Ruling Affects Costs in a Medical Negligence Claim

A High Court judge has ruled that a plaintiff will not be able to recover the full amount of her costs in a medical negligence claim that was made successfully against the HSE.

The case of Madeline Wright v. the Health Service Executive and the Mater Misericordiae Hospital was resolved in June this year when the HSE was found negligent in the treatment of Madeline´s spine injury; however the original claim for medical negligence cited three specific incidents in which Madeline considered her treatment negligent – including allegations made against her orthopaedic surgeon, Mr Keith Synott – which were ultimately judged to be unfounded.

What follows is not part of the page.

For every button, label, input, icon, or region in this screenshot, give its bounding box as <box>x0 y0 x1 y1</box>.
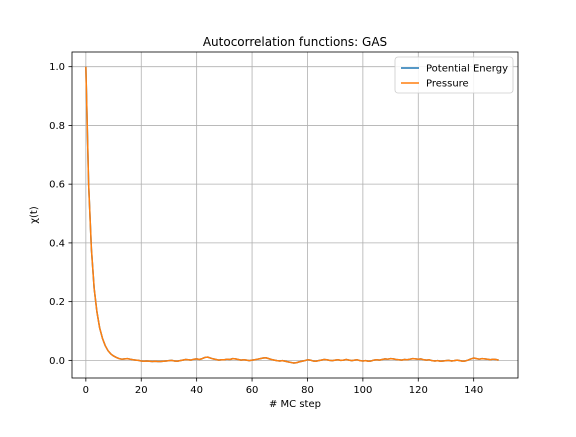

Therefore, whereas the costs in a medical negligence claim are usually awarded to the successful party, in Madeline Wright v. the Health Service Executive and the Mater Misericordiae Hospital Ms Justice Mary Irvine penalised Madeline for making unfounded claims and only awarded her 65% costs against the expenses she and her legal team had accrued in the presentation and resolution of her claim.

In her departure from the principal of “costs follow the event”, Ms Justice Mary Irvine said “I am satisfied that regardless of the fact that the plaintiff only succeeded on the last of what I consider to have been four separate legs of her claim that she must nonetheless be deemed to be the overall winner of proceedings in which the defendants denied any liability and in the course of which she duly established a right to compensation she would not otherwise have been able to recover”.

The judge added that the proceedings were of a complex variety, and that the duration of the proceedings was significantly extended due to the allegations of negligence which were not substantiated, and which greatly increased the costs of the medical negligence claim to both parties.

Ms Justice Mary Irvine felt that only 20% of the evidence presented in court related to the HSE negligence for which Madeline was ultimately compensated, and she said that she was tempted to make a costs order in favour of the HSE for successfully defending many of the unsubstantiated allegations.

“However”, the judge concluded “as this practice has not to date been customary in this type of litigation, I have decided against such an approach in the present case and will do no more than reflect in a proportionate way the plaintiff’s failure to succeed on this issue when reducing the level of costs to which she is entitled”.